Population Health and Genomics, University of Dundee, Dundee, UK.
Department of Mathematics and Computing, Indian Institute of Technology-Dhanbad, Dhanbad, India.
BMC Med Res Methodol. 2024 Aug 6;24(1):172. doi: 10.1186/s12874-024-02289-0.
We have introduced the R package jmBIG to facilitate the analysis of large healthcare datasets and the development of predictive models. This package provides a comprehensive set of tools and functions specifically designed for the joint modelling of longitudinal and survival data in the context of big data analytics. The jmBIG package offers efficient and scalable implementations of joint modelling algorithms, allowing for integrating large-scale healthcare datasets.By utilizing the capabilities of jmBIG, researchers and analysts can effectively handle the challenges associated with big healthcare data, such as high dimensionality and complex relationships between multiple outcomes.With the support of jmBIG, analysts can seamlessly fit Bayesian joint models, generate predictions, and evaluate the performance of the models. The package incorporates cutting-edge methodologies and harnesses the computational capabilities of parallel computing to accelerate the analysis of large-scale healthcare datasets significantly. In summary, jmBIG empowers researchers to gain deeper insights into disease progression and treatment response, fostering evidence-based decision-making and paving the way for personalized healthcare interventions that can positively impact patient outcomes on a larger scale.

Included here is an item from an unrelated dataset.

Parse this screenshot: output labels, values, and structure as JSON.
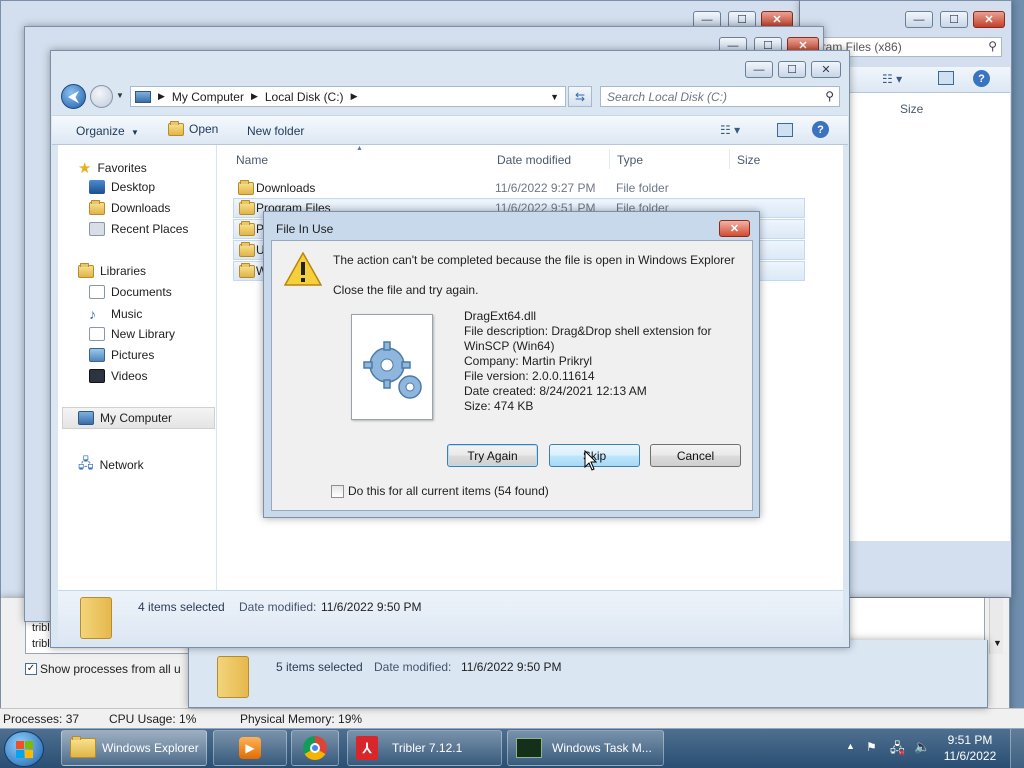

我们引入了 R 包 jmBIG,以方便对大型医疗保健数据集进行分析并开发预测模型。这个包提供了一整套工具和功能,专门针对大数据分析环境中的纵向和生存数据的联合建模而设计。jmBIG 包提供了高效和可扩展的联合建模算法实现,允许集成大规模的医疗保健数据集。通过利用 jmBIG 的功能,研究人员和分析师可以有效地处理与大型医疗保健数据相关的挑战,如高维性和多个结果之间的复杂关系。有了 jmBIG 的支持,分析师可以无缝地拟合贝叶斯联合模型、生成预测,并评估模型的性能。该包采用了最先进的方法,并利用并行计算的计算能力,大大加速了大规模医疗保健数据集的分析。总之,jmBIG 使研究人员能够更深入地了解疾病进展和治疗反应,促进基于证据的决策,并为个性化医疗干预铺平道路,从而在更大范围内对患者结果产生积极影响。